Abnormal cell-cell communication, for example disrupted presynaptic input, as well as disrupted intracellular signaling contribute to the pathogenesis of neurodegenerative disease. Understanding the signal transduction pathways that regulate gene expression will help efforts to develop therapeutic interventions.
CREB signaling is a cellular transcription factor that plays an important role in the formation of memories. Perturbed signaling has been observed in the brains of Alzheimer’s disease mouse models, suggesting CREB signaling may be disrupted in human Alzheimer’s disease brains as well. Disturbances in CREB function may also contribute to the development and progression of Huntington’s disease.
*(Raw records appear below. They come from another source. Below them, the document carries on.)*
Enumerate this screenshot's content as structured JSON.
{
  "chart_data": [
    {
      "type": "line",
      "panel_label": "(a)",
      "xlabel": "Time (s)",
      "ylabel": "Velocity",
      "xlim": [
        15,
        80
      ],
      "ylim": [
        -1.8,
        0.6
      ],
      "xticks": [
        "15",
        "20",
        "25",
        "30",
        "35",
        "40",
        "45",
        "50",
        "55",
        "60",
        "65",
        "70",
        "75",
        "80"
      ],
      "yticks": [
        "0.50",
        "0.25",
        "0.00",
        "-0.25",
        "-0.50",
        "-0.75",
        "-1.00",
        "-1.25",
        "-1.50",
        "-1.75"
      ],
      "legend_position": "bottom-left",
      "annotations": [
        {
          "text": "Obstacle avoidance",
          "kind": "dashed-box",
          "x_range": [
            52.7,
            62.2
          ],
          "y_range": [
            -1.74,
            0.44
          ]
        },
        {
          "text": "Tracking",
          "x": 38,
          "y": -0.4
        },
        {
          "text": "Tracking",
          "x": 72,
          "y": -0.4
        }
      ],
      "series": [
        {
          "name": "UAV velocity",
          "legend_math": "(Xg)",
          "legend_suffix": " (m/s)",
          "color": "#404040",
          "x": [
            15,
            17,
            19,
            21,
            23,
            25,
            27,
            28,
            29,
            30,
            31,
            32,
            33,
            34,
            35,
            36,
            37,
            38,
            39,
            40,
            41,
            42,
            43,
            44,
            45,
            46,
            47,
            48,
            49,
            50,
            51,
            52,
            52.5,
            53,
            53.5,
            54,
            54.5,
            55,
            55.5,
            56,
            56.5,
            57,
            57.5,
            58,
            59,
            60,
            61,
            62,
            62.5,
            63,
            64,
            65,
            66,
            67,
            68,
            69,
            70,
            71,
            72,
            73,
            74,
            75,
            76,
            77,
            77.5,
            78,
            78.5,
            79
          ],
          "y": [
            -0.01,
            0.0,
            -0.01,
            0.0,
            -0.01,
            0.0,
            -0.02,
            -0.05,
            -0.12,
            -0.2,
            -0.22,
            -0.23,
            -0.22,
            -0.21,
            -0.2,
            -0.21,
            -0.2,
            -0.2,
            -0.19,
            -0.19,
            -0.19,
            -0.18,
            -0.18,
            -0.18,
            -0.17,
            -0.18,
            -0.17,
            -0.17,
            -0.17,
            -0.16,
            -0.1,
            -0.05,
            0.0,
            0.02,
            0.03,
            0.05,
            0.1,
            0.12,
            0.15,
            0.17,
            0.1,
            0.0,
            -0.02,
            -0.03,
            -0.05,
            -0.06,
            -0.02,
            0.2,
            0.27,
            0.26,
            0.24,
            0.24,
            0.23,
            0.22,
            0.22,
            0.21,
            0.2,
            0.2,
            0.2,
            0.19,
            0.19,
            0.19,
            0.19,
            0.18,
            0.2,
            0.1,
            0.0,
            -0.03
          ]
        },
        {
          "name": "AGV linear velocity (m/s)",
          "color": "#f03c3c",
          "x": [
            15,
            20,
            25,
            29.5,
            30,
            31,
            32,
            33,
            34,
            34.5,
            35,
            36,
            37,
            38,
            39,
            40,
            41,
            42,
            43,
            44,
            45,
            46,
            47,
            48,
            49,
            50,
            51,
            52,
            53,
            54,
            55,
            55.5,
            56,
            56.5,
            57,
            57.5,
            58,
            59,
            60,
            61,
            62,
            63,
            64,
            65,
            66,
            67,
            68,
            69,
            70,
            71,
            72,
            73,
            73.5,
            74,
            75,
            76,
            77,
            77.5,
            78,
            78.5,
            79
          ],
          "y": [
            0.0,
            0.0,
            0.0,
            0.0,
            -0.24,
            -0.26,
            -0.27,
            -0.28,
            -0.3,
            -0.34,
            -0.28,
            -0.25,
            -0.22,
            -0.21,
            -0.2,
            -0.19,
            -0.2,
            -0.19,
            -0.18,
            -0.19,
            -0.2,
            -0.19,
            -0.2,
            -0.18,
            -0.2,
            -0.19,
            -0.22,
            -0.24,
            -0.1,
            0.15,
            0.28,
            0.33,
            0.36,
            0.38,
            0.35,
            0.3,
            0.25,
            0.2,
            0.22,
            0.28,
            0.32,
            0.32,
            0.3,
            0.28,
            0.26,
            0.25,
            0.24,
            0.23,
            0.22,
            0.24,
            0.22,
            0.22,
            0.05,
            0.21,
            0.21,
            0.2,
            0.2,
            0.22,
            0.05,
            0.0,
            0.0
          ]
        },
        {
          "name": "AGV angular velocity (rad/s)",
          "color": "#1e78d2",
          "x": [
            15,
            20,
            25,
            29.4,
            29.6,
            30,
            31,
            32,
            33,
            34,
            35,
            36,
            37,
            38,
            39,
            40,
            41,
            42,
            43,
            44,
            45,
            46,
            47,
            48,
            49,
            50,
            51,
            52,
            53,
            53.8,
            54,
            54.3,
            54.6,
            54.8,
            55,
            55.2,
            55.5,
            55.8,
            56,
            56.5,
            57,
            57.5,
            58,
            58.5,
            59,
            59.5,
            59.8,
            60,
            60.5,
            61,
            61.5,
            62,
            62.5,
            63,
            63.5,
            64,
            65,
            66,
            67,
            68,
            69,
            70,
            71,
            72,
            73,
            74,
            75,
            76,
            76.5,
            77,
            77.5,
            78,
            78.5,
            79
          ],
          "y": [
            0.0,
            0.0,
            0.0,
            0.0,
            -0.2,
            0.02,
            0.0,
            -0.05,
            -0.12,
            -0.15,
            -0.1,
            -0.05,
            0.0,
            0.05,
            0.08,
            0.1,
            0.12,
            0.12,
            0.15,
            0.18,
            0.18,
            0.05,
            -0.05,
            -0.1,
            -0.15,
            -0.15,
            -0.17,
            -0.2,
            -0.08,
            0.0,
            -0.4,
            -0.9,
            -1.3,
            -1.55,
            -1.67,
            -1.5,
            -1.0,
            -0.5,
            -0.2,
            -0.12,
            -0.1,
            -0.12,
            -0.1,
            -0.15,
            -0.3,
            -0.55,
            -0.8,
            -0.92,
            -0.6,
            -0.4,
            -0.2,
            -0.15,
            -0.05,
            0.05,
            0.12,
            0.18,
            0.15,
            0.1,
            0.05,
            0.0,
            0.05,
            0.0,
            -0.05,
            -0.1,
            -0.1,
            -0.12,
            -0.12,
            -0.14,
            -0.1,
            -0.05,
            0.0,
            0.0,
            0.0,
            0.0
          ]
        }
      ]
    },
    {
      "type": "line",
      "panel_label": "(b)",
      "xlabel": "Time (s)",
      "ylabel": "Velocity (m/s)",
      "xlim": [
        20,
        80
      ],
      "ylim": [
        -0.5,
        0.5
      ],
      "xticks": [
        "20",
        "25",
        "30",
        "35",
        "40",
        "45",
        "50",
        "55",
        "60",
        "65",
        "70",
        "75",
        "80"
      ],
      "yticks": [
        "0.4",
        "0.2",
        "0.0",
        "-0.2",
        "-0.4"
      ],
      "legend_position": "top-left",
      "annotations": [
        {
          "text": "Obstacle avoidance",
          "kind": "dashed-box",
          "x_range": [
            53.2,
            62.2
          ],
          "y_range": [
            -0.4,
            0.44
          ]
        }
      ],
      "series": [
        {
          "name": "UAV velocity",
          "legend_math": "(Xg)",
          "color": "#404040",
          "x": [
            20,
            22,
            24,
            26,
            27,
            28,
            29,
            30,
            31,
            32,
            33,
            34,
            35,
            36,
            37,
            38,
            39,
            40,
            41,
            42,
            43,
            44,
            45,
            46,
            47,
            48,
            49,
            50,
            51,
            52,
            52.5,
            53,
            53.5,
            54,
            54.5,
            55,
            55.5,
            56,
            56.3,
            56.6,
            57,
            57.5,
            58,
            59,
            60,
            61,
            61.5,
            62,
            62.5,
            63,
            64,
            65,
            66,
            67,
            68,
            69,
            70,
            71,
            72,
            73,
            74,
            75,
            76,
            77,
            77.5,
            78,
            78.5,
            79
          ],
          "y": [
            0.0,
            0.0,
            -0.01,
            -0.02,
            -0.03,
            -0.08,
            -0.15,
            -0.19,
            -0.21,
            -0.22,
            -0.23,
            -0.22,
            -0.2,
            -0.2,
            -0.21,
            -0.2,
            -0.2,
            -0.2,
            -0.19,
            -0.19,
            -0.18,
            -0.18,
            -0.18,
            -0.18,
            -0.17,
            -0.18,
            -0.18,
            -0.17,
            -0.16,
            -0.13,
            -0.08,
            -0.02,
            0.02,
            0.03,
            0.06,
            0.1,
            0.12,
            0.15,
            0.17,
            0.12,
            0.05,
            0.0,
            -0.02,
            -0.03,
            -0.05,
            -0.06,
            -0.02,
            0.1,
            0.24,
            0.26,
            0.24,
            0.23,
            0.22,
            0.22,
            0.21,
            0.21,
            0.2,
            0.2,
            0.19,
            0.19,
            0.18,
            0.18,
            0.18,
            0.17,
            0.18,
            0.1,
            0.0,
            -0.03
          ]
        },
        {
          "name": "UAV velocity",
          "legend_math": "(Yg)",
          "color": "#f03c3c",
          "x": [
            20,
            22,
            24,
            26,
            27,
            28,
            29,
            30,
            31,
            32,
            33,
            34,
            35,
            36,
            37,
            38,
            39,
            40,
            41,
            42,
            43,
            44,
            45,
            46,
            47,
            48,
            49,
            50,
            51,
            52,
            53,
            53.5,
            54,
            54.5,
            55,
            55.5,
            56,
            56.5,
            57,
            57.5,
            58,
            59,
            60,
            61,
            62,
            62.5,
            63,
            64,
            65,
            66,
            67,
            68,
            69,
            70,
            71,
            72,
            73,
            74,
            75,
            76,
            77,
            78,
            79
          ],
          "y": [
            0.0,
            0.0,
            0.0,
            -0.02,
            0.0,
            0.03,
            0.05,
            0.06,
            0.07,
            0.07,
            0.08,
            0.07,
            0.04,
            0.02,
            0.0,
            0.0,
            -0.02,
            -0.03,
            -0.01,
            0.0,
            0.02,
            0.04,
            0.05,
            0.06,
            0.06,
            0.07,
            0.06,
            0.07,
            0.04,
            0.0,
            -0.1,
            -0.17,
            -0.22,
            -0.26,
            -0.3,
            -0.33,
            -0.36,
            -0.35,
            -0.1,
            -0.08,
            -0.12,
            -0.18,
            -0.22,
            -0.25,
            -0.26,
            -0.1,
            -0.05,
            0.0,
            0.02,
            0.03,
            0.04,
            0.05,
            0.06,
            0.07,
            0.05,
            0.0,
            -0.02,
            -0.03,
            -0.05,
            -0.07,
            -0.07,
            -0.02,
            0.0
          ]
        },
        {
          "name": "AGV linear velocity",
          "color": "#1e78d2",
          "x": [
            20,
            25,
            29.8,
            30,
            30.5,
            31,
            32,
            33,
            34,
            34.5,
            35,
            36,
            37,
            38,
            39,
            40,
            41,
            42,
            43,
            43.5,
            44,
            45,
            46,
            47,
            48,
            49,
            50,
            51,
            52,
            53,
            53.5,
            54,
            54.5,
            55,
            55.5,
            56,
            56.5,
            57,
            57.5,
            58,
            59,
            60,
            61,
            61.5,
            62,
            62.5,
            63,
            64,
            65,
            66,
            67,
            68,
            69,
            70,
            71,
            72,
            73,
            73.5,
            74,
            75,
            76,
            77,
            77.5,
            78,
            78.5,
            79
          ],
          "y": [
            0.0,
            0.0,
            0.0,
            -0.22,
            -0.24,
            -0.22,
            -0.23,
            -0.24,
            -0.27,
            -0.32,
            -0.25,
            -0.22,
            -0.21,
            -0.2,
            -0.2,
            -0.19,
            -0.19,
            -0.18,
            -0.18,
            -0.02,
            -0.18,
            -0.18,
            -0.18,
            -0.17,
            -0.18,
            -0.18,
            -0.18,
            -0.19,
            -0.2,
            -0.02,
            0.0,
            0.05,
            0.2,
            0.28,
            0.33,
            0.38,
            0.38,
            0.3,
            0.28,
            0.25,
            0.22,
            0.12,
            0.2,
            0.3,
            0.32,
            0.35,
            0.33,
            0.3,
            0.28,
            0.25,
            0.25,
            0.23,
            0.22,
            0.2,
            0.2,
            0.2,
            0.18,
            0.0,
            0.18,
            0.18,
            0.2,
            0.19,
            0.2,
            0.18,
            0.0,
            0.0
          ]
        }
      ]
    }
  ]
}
CREB is a cellular transcription factor activated when phosphorylated on Ser133. pCREB (Ser133) levels are reduced in the prefrontal cortex of patients with Alzheimer’s disease, indicating a dysfunction in CREB signaling. Reduced pCREB levels in the peripheral blood mononuclear cells (PBMCs) of patients with Alzheimer’s disease correlate with pCREB levels observed in postmortem Alzheimer’s disease brains, suggesting pCREB expression in PBMCs may be a potential biomarker for disease progression.
GSK-3β is known to interact with Tau, beta-amyloid (Aβ), and α-synuclein and is implicated in the pathogenesis of Alzheimer’s disease and Parkinson’s disease. It is one of the kinases responsible for Tau hyperphosphorylation, resulting in neurofibrillary tangles. GSK-3β regulates several critical cellular events, such as axonal transport, microtubule dynamics, apoptosis, and inflammation, making GSK-3β a potential therapeutic target.
Phosphorylation of GSK-3β on Ser9 inactivates the protein, influencing its ability to regulate glycogen synthesis in response to insulin. In Alzheimer’s disease mouse models, GSK-3β Ser9 phosphorylation may also reduce APP processing by β-secretase, decreasing Aβ production.